I love it to go through walls / I'm able to sleep in fire / While roaming about on water / 'Cause I am the new Messiah
The speaker claims miracle powers but frames them in pleasure language: 'I love it.' This isn't divine calling, it's narcissistic bliss. The casual 'Cause' deflates the grandiosity—he's not anointed, he just decided he's special.
There he goes to ease your pain / To break your will, to numb your brain
The switch to third person is telling. He narrates himself like he's watching his own performance. Relief through lobotomy isn't relief—it's the quiet part said out loud, and he doesn't hear how it sounds.
Abstain from those moments of sexual lust / Abandon these places resembling bee-hives / Forsake all your vices, your money, your lives
The demands escalate from vice to existence itself. Cities become 'bee-hives'—not communities but infestations to abandon. By the time he asks for 'your lives,' repeated four times, the ask has become total.
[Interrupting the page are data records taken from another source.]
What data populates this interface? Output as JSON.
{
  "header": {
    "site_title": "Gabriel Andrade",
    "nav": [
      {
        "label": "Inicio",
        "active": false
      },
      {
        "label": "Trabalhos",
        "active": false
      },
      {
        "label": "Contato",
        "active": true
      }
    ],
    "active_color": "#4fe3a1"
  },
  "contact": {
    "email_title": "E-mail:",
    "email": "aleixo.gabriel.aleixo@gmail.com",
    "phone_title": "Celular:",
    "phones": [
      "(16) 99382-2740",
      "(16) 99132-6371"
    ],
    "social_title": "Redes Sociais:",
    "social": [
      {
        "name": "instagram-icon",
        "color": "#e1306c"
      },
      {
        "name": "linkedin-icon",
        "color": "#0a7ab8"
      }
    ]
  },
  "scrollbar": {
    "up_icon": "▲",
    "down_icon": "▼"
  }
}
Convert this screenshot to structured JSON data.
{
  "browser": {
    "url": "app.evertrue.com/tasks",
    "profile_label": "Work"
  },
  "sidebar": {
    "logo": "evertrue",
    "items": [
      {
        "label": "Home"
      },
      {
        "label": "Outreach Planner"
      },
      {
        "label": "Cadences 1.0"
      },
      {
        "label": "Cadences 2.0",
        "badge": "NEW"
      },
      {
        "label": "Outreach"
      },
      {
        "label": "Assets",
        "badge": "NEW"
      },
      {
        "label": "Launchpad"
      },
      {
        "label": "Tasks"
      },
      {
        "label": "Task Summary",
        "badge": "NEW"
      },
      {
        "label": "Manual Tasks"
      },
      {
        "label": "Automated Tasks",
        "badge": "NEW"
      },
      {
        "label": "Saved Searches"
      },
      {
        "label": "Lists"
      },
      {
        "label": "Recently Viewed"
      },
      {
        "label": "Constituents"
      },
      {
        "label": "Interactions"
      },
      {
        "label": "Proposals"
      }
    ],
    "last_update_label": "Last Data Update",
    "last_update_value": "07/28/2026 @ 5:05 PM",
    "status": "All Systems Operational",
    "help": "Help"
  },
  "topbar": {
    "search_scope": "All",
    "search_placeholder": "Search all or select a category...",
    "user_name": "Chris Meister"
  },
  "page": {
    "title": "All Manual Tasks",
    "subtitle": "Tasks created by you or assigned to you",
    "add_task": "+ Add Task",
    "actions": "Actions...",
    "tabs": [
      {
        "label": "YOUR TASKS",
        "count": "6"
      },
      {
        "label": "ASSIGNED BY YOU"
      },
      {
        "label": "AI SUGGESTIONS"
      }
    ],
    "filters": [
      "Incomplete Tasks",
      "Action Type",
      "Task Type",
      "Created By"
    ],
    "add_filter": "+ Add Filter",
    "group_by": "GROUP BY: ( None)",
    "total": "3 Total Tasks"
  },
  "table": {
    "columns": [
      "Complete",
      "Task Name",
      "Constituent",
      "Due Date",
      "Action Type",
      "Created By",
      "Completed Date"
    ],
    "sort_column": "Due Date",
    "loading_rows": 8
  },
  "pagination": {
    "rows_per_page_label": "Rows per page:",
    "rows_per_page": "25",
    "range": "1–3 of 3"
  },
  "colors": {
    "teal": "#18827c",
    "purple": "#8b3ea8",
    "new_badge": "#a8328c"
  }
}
That repetition sounds like hypnosis.
Thou shalt not eat / Thou shalt not die
The commandments spiral into biological impossibility. 'Thou shalt not die' isn't a promise of eternal life, it's a rule you can't obey. The system is designed for failure—guilt keeps you dependent. I'm not sure if the speaker realizes the trap he's built or if he thinks this is genuine salvation.
Of course, this treatment is not for free / But aren't we one big family?
He admits the transaction then immediately rebrands it as kinship. The question 'aren't we one big family?' isn't rhetorical warmth—it's coercion dressed as togetherness. Families don't charge admission.
The most terrifying thing about this Messiah is that he might actually believe his own pitch. He describes mind control out loud and calls it love. The song ends where it started, repeating the same chorus, because cults don't evolve—they just loop until someone breaks free or breaks down.